Egmont Kakarot-Handtke

* For the axiomatically correct formal framework see on Wikimedia ‘Pure production-consumption economy incl. distributed profit and money’

Six said...

"They could do it all on the same day if they wanted to..."

They could, but wouldn't the profit still need to precede the dividend? Or could they borrow funds, pay the dividend and compile profits to pay back the loan in a later time period. Could they time travel between different accounting periods? The possibilities are endless if we hire the right accountants, but I think I'm gonna stick with my original position of profits preceding dividends.

Matt Franko said...

Egmont, all MMT is doing is relying on the well established accounting methodology in National Income Accounting ...

What is 'National Income Accounting'
National income accounting is a bookkeeping system that a national government uses to measure the level of the country's economic activity in a given time period. Accounting records of this nature include data regarding total revenues earned by domestic corporations, wages paid to foreign and domestic workers, and the amount spent on sales and income taxes by corporations and individuals residing in the country.

Read more: National Income Accounting http://www.investopedia.com/terms/n/national_income_accounting.asp#ixzz4tur8CNsb
Follow us: Investopedia on Facebook

If you have a problem it is that you don't like the methods of National Income Accounting not MMT....

MMT didn't invent NIA, they just seek to comply with it in their analysis like everybody else...

There is nothing "wrong" with this...

Matt Franko said...

Six there are accounting methods already established for all of this... the deficit can't be profits as this year the US deficit will be about $650b and just the SP500 firms will have about $1T of earnings after taxes...

AXEC / E.K-H said...

Matt Franko

You say: “Egmont, all MMT is doing is relying on the well established accounting methodology in National Income Accounting ...”

That is very bad because National Accounting is methodologically flawed and if MMTers were only a little above Trump University level they would have realized the blunder.#1

In addition, it is NOT true because profit appears in National Accounting but NOT in the MMT balances equations.#2

Fact is that economists in general and MMTers, in particular, are too stupid for the elementary mathematics of accounting.

Egmont Kakarot-Handtke

#1 The Common Error of Common Sense: An Essential Rectification of the Accounting Approach

How Keynes got macro wrong and Allais got it right

#2 MMT and the magical profit disappearance

Six said...

"Fact is that economists in general and MMTers, in particular, are too stupid for the elementary mathematics of accounting."

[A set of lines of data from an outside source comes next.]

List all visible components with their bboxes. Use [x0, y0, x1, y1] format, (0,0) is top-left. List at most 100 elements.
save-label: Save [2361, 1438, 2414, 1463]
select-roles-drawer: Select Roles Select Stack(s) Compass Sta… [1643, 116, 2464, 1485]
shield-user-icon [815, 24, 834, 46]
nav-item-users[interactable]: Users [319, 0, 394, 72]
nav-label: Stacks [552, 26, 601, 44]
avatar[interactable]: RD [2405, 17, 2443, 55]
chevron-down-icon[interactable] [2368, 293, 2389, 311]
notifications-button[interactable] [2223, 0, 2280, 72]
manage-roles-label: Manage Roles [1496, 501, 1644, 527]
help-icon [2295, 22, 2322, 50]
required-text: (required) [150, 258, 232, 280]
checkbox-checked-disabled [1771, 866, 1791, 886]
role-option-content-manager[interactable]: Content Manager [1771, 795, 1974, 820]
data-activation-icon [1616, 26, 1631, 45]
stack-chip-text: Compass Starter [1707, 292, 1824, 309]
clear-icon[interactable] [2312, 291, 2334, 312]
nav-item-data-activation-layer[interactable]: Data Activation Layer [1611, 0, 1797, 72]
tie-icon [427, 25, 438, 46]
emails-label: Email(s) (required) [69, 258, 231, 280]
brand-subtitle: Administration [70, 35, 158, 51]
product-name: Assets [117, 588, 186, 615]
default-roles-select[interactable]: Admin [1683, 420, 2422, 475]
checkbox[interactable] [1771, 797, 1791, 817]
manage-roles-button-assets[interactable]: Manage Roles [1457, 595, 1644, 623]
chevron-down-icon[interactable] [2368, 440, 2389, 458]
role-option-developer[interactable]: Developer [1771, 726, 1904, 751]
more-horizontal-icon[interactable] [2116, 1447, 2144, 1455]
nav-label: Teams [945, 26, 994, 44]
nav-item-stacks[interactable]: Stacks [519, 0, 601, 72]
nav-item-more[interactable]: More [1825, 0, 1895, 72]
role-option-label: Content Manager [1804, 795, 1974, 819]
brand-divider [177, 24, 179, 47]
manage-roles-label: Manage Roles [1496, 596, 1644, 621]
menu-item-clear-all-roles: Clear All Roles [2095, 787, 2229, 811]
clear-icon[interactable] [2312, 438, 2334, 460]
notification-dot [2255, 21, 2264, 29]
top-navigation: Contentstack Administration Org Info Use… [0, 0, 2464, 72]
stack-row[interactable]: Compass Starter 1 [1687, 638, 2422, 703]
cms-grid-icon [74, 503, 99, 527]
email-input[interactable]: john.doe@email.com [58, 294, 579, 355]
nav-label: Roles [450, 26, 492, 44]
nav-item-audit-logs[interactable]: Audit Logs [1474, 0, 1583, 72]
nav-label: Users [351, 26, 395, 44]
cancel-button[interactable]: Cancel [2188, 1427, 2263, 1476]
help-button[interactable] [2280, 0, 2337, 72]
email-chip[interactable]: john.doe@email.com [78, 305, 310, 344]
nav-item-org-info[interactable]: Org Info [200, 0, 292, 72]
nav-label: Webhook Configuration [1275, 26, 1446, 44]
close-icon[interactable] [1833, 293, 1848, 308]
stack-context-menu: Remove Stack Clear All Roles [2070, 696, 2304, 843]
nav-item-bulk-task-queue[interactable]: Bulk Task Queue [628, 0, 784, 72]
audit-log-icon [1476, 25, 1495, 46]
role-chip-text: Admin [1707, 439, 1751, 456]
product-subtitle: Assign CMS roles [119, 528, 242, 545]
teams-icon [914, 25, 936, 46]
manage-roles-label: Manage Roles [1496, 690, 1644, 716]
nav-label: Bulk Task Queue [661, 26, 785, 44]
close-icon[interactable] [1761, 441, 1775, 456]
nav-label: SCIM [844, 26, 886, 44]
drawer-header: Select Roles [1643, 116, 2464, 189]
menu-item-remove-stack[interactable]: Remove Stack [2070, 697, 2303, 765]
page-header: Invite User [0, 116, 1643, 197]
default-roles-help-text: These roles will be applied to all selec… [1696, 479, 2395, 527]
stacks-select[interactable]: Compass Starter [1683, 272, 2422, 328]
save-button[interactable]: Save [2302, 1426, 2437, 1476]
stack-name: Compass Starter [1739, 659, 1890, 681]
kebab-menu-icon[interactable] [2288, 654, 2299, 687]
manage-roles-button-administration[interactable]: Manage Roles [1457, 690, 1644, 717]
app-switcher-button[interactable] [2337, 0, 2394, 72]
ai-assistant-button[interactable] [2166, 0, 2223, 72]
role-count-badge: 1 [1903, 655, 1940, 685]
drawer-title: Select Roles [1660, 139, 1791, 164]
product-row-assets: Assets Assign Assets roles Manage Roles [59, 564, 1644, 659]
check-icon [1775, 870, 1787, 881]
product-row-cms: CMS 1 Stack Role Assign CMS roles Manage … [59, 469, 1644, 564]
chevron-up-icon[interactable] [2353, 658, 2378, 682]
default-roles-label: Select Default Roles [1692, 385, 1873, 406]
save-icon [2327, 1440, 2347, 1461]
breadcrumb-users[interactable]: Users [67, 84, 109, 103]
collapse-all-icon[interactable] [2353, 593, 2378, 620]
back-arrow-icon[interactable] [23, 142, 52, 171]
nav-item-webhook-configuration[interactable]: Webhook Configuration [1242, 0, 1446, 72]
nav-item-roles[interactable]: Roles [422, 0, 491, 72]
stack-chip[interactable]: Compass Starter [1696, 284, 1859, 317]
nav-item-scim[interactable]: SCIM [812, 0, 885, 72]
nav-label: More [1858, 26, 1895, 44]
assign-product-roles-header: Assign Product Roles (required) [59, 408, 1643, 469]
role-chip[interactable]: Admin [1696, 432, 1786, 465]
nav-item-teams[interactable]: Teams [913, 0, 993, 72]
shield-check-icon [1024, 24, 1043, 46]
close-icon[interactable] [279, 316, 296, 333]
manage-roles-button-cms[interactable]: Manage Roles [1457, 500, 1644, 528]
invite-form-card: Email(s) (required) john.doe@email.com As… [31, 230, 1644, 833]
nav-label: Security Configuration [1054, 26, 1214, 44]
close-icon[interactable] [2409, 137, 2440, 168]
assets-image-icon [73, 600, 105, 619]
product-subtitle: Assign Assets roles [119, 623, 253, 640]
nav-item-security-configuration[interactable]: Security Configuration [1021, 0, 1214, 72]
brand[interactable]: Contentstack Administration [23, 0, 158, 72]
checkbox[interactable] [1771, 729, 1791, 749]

In that case, why the fuck do you keep posting here? (Rhetorical question)

Matt Franko said...

Egmont you are certainly entitled to develop your own accounting methods...

AXEC / E.K-H said...

Six, Matt Franko

Let us agree on the essential points:

(i) A Job Guarantee program combined with deficit spending increases the business sector’s overall monetary profit by the exact amount of the deficit,

(ii) Peter Cooper’s Income-Expenditure Model does not capture this effect,

(iii) all models that do not explicitly contain macroeconomic profit are scientifically worthless,

(iv) the MMT policy agenda has no sound scientific foundation,

(v) MMTers have to be expelled from the sciences.